I would first like to wish all the users of the site a Merry Christmas, apologizing to them if, in recent months, an uncertain and not always careful use of the Italian language, and the very characteristics of the available means, made the dialogue started with them last June faltering, sometimes arduous, and almost never fruitful.
With the approach of the Christmas Holiday and, with it, the possibility of a rebirth for Man, I would like to gift everyone a review of a book read in recent weeks, which opened up truly unexpected horizons for me.
As is evident, it is the diary of Ernesto "Che" Guevara, an Argentine doctor who, between the '50s and '60s, fiercely fought in the American Continent in the name of the Communist Ideal as a tool of Liberation and Rebirth for each individual, approaching, in his wanderings and battles, almost missionary and, in his own way, "saintly" figures, in the almost Christian meaning that can be attributed to them, and embodying the idea, advocated by intellectuals of caliber, that precisely in Communism we can glimpse a new and modern form of Theology of Liberation.
A "Che" Guevara who, in spite of appearances, was almost a new messenger of Liberation, a new savior for the oppressed peoples of the American world.
The "Che" was not of this world, indeed, as he tried to free the poor from oppression, sought to cure the illness of the body and then of the spirit, fought so that even the weak and the last could emancipate themselves from the yoke of the Powerful and the Rich, of that West capable of practicing, in the countries of Central and South America, only exploitation and oppression.
The "Che" was not of this world; and this world, like every savior, whether Prometheus, Socrates, or Christ himself, Saint Francis as alter Christus, did not know how to fully recognize him, while He was alive: treating him as a pure idealist, as a pure dreamer incapable of making a true turning point to things, if not as a danger to a preconceived order, and especially to the order of capitalist society.
The betrayal of the "Che" by the world, and of those who, although close to him, did not know how to identify in Him the messenger of a new time, is among the most gripping passages of the book, describing the pain of the warrior who, in the end, realizes he doesn't have much time at his disposal to realize his projects, feels he must abandon the people he believes in, perhaps foretelling the fact that even the people, suddenly, can abandon the Leader who aims to free them from slavery, due to his shadowy, unpredictable, elusive traits.

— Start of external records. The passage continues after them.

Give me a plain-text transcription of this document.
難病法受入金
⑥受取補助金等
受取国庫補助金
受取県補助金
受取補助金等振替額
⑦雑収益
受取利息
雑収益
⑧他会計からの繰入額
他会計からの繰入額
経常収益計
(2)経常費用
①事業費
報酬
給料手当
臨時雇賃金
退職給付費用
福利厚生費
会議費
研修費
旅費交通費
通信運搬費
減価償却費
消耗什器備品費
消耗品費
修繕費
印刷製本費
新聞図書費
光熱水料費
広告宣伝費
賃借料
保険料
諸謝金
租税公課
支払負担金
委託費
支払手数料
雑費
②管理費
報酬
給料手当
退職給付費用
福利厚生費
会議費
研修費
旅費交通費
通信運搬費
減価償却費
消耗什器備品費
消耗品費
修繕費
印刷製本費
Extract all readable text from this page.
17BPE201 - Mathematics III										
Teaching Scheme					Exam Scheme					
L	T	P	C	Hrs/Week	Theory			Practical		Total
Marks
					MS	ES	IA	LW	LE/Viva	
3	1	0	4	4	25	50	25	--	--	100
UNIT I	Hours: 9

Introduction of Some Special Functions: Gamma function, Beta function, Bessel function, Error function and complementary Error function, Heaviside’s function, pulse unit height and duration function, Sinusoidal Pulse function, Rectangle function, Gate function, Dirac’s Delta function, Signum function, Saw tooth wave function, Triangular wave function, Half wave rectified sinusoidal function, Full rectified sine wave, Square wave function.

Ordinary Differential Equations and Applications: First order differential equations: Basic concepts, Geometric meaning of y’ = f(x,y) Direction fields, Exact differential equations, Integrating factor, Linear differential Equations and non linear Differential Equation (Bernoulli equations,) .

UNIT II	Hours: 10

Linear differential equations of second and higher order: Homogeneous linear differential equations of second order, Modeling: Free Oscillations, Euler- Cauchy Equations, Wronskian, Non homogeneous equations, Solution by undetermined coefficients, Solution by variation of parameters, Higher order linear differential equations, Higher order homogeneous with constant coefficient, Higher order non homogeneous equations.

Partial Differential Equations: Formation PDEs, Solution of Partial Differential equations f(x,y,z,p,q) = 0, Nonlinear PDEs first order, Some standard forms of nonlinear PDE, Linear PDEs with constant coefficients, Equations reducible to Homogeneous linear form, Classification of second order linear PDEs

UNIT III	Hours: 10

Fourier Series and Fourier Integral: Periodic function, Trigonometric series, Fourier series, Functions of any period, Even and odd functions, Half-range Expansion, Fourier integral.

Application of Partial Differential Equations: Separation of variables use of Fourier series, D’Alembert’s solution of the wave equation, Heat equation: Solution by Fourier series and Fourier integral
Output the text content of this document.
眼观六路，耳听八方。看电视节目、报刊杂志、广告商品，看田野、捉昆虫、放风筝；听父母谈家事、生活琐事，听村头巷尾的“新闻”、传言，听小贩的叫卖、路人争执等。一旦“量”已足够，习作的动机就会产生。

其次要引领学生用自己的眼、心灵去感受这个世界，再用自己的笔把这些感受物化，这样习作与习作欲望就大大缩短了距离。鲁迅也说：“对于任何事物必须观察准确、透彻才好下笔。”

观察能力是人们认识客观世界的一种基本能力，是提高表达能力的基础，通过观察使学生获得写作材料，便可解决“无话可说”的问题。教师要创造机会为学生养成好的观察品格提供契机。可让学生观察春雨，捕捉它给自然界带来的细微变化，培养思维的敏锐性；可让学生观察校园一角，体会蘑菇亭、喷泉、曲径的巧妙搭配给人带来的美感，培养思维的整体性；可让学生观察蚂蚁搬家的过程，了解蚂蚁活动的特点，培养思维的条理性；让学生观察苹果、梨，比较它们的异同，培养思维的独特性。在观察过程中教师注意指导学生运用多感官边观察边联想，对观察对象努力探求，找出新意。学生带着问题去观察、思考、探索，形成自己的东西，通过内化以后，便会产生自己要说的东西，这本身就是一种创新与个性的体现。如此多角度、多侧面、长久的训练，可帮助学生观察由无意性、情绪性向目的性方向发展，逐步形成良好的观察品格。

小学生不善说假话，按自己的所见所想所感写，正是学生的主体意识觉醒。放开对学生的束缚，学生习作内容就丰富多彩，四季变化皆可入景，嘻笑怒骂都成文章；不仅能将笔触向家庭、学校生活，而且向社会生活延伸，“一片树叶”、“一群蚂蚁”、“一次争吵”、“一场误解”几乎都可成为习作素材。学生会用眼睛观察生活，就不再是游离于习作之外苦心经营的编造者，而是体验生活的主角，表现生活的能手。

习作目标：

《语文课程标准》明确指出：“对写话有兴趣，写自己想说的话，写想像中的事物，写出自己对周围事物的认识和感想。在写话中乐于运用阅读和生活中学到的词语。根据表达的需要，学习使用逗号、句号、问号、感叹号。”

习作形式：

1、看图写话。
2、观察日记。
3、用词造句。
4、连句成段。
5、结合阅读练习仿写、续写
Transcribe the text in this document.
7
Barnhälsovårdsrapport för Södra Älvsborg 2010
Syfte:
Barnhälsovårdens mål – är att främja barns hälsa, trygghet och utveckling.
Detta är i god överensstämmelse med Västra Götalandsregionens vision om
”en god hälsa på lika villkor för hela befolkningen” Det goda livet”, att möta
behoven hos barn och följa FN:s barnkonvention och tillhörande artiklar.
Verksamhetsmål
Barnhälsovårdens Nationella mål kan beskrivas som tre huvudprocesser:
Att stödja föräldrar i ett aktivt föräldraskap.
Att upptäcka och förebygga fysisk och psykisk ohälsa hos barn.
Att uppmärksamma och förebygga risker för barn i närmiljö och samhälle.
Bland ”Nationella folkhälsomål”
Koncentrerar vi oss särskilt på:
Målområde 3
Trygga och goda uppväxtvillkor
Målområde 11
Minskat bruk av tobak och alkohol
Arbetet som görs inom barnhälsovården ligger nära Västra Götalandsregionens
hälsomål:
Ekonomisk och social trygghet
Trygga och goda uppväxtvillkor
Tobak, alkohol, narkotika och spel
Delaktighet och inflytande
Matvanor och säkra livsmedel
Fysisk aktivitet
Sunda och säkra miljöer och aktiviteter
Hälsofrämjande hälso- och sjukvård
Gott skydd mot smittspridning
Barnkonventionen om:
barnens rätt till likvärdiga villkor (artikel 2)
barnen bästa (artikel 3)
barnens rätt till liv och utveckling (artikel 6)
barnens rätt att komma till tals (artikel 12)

The solitude of "Che" Guevara at the twilight of his life is therefore one of the key passages of this book, a profound reflection on the feeling of every man who, having given his life for an Ideal, sees this Ideal moving further away due to the indifference and egoistic, irrational, self-destructive impulses of the people to whom it is directed.
This solitude would seem to herald a certain pessimism - like the pessimism of Reason - if we did not stop for a few minutes to think about the fruits of the life of "Che" Guevara, fallen far from the tree so that from this tree an entire forest could sprout: a forest that we can all see in the T-shirts, banners, murals, waving flags in every Italian - or more generally Latin - city in which the figure of the "Che" has become a symbol of antagonistic, egalitarian, alternative thought and therefore "life-giving", leaven in a changing world that faces global challenges in which the need to rebalance the gap between weak and strong is ever more pressing.
The life and death of the "Che" are therefore a message of genuine hope, even more vivid if grasped during the Christmas period.
And with this message, I wish you all a happy and serene Holiday, hoping that you can give and give yourself this book, published by Mondadori, as a message of social pacification and serenity.
PDL
NOTE: Certainly, I could start to question the sincerity of this figure, and especially of those who mythologize him, about the sense of certain revolutions followed by restorations or scleroticizations of power, the many victims of Castro, Chavez and his populism, the romantic and ultimately bourgeois nature of this subject, who perhaps believed in good faith that he was liberating the "people" (a very abstract concept) from who knows what, the ambiguity of Communism as a historical process, which ends up subjugating the people it intends to restore to new life... I could wonder whether Dr. Guevara could have been more useful to the humanitarian cause by being, indeed, a doctor. But it's Christmas for everyone, it's nice to tell and tell ourselves fairy tales from time to time.